Il est coutume de décrire les pilotes de chasse comme des hommes exceptionnels. Ils doivent en effet faire preuve d’intelligence, d’instinct, d’endurance, de vivacité, de ténacité et bien sûr de courage. Parmi ces hommes, certains se distinguent comme de “grands” pilotes. Pete faisait partie de ceux-ci. Grand par sa carrière exceptionnelle dont nous vous donnerons un bref résumé, mais aussi par ses qualités humaines sur lesquelles je souhaiterais aussi m’étendre, ayant eu la grande chance de le connaître personnellement. Pete, si il était déjà bien connu dans les milieux aéronautiques (plus particulièrement en tant que chef pilote d’essai de la célèbre revue “Flight International”), a défrayé la chronique sur la web-sphère aéronautique après un essai particulièrement remarqué et élogieux du Rafale , s’attirant même l’ire d’une certaine presse britannique qui tenta en vain de le décrédibiliser.
Après une licence de physique, Pete s’engagea dans la Royal Air Force en 1975. A l’âge de 24 ans, il fut versé en unité opérationnelle au 3rd Sqn sur Harrier Gr3, l’unité de Pierre Clostermann se plaisait il à rappeler a ses amis francais. Le début d’une carrière fort mouvementée et riche. En 1982 survint la guerre des Malouines.
Il y participera sur Sea Harrier dans un rôle de défense aérienne. Après avoir pas mal navigué entre différents escadrons et avoir très jeune été qualifié chef de patrouille, instructeur combat aérien, air-air, air-sol et reconnaissance, il intégrera en 1985 les “Red Arrows”, la patrouille acrobatique de la RAF. Après un crash au décollage lié à une turbulence causée par le sillage de son leader en juin 1988, il intégra la célèbre ETPS (Empire Test Pilot School), l’école britannique de pilotes d’essais, ou il se liera d’ailleurs d’une amitié indéfectible avec le (futur) Général Guillaume Gelée, formant avec lui la “AngloFrench Test Pilots Society” qui comptait… Deux membres. Humour so British!
A l’entendre, cette année fut la plus riche de sa carrière. La devise de l’école, “Learn to test, test to learn”, lui convenait parfaitement. Pete n’aura eu de cesse d’apprendre et de tester tout au cours de sa longue carrière aéronautique. Il avait fait sienne la maxime “on peut apprendre à un singe à piloter, mais pas à apporter des réponses”. Et des réponses à des questionnements concernant l’aéronautique, il en apportera toute sa vie. Après son diplôme, il participera à différents programmes d’essais. Le plus marquant fut celui du célèbre Harrier “VAAC”. L’objectif était de valider des lois de contrôle de vol numérique permettant, avec un modèle unique, la transition de vol linéaire vers un vol stationnaire sans action particulière du pilote. Ce modèle unique est utilisé pour le programme F-35 B.

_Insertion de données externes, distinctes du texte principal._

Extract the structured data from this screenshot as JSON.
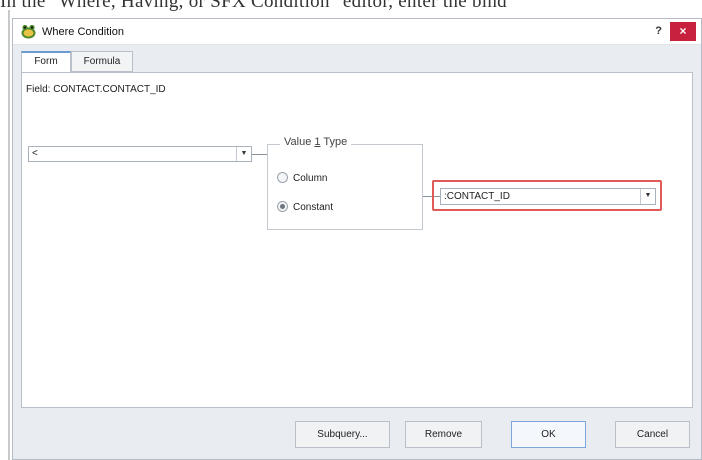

Après son départ de la RAF en 1993, Pete deviendra pilote d’essai civil, entre autres pour Raytheon UK et chef pilote d’essais pour le magazine Flight International. La quantité d’avions sur lesquels il était certifié est proprement sidérante : plus de 110 types (au point que malicieusement, certains l’appellaient “Flown That!”)! Deux en particulier l’auront marqué : le Folland GNAT et le Dassault Rafale (il adorait les commandes de vol électriques de tous les avions Dassault, du Mirage 2000 aux derniers Falcon).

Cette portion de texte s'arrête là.